Opinion
Argued January 21, 1948 —
Decided March 17, 1948.
The mere fact that the land will be more profitable to the owner if a variance from the terms of the zoning ordinance is granted is not a sufficient reason for the granting of it.
On applications for writs of certiorari and mandamus.
Before Justices DONGES, COLIE and EASTWOOD.
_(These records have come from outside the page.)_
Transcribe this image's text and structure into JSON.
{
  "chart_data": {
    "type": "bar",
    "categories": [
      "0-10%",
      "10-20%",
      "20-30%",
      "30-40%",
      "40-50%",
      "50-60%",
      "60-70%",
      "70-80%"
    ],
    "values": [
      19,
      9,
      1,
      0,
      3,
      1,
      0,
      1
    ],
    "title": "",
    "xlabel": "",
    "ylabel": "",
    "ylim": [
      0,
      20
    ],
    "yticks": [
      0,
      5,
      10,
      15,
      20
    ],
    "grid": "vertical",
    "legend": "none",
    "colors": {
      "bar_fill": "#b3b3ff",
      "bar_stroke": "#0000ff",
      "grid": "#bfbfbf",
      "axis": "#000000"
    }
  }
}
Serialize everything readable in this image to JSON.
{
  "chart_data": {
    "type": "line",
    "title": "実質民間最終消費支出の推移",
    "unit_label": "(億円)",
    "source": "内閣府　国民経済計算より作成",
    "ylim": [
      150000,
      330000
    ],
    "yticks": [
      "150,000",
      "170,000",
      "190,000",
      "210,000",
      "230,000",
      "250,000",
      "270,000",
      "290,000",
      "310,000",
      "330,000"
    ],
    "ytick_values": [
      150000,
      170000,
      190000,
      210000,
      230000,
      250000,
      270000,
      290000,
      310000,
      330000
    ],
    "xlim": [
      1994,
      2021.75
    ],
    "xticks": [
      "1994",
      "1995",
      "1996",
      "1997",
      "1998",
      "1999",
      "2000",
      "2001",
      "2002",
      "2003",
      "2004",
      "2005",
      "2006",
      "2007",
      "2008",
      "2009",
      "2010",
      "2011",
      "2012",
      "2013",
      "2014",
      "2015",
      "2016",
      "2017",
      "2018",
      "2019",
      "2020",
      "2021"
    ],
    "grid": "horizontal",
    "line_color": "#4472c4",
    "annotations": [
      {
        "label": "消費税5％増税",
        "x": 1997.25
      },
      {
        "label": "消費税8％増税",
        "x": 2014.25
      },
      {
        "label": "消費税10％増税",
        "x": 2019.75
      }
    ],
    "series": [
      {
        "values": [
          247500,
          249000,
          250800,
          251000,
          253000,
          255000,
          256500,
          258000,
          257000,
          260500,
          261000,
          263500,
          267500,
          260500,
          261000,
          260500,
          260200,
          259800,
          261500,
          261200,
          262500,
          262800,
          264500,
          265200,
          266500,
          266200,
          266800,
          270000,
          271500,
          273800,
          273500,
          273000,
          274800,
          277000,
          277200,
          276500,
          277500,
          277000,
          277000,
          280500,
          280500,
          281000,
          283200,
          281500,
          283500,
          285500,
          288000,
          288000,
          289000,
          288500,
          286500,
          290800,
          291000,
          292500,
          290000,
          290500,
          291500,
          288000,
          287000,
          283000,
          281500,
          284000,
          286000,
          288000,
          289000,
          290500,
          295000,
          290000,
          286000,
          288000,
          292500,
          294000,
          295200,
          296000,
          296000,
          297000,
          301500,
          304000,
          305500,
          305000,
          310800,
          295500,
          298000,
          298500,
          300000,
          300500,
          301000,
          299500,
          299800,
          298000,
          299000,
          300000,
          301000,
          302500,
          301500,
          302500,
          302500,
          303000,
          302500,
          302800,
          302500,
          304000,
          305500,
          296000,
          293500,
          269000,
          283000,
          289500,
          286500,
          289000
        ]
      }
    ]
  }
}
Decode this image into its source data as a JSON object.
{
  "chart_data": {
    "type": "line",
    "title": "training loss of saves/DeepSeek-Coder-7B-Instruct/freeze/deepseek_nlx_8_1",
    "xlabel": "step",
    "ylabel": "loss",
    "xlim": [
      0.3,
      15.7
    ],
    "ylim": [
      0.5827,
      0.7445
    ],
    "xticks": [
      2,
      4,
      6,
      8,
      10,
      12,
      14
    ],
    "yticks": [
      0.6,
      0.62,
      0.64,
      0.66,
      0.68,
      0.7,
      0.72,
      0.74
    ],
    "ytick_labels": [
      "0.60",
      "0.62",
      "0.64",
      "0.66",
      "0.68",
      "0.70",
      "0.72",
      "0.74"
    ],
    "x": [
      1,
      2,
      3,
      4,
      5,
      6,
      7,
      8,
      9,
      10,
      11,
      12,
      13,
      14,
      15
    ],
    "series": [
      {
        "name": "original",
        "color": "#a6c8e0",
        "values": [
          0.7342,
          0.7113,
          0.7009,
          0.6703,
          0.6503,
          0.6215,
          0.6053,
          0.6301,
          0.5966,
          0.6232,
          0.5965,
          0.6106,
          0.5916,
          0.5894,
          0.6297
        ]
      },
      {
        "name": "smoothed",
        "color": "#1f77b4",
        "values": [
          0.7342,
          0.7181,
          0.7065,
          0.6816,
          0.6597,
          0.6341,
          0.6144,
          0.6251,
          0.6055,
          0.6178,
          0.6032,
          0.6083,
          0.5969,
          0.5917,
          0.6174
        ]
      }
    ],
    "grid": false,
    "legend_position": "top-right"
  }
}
For the prosecutor, Heller Laiks.
For the respondents, Thomas E. Duffy.
Prosecutor holds a contract to purchase land at the corner of Pennington and Lafayette Avenues in the City of Passaic. The contracting parties have agreed that the contract to purchase becomes binding if the land is available for the erection of two one-family dwellings thereon. The zoning ordinance requires that the proposed houses shall have a set-back of forty feet but the plans submitted to the building inspector called for a twenty-five foot set-back. Under these circumstances, the denial of a building permit was proper. Thereafter, prosecutor applied to the Board of Adjustment for a variance to permit the buildings to be erected on a twenty-five foot set-back. The Board of Adjustment denied the application. The prosecutor's argument on this application is that he can use the land to better advantage if he erects two buildings thereon rather than one and that it is unreasonable and arbitrary to deny him a variance from the zoning ordinance to accomplish that end. The mere fact that the land will be more profitable to the prosecutor if the variance is granted is not a sufficient reason for the granting of it. Brandon v. Montclair, 124 N.J.L. 135 ; affirmed, 125 Id. 367.
Prosecutor failed to establish a case of unnecessary hardship and that being so, the Board of Adjustment did not act capriciously or arbitrarily. Scaduto v. Bloomfield, 127 N.J.L. 1.
The applications are denied, with costs.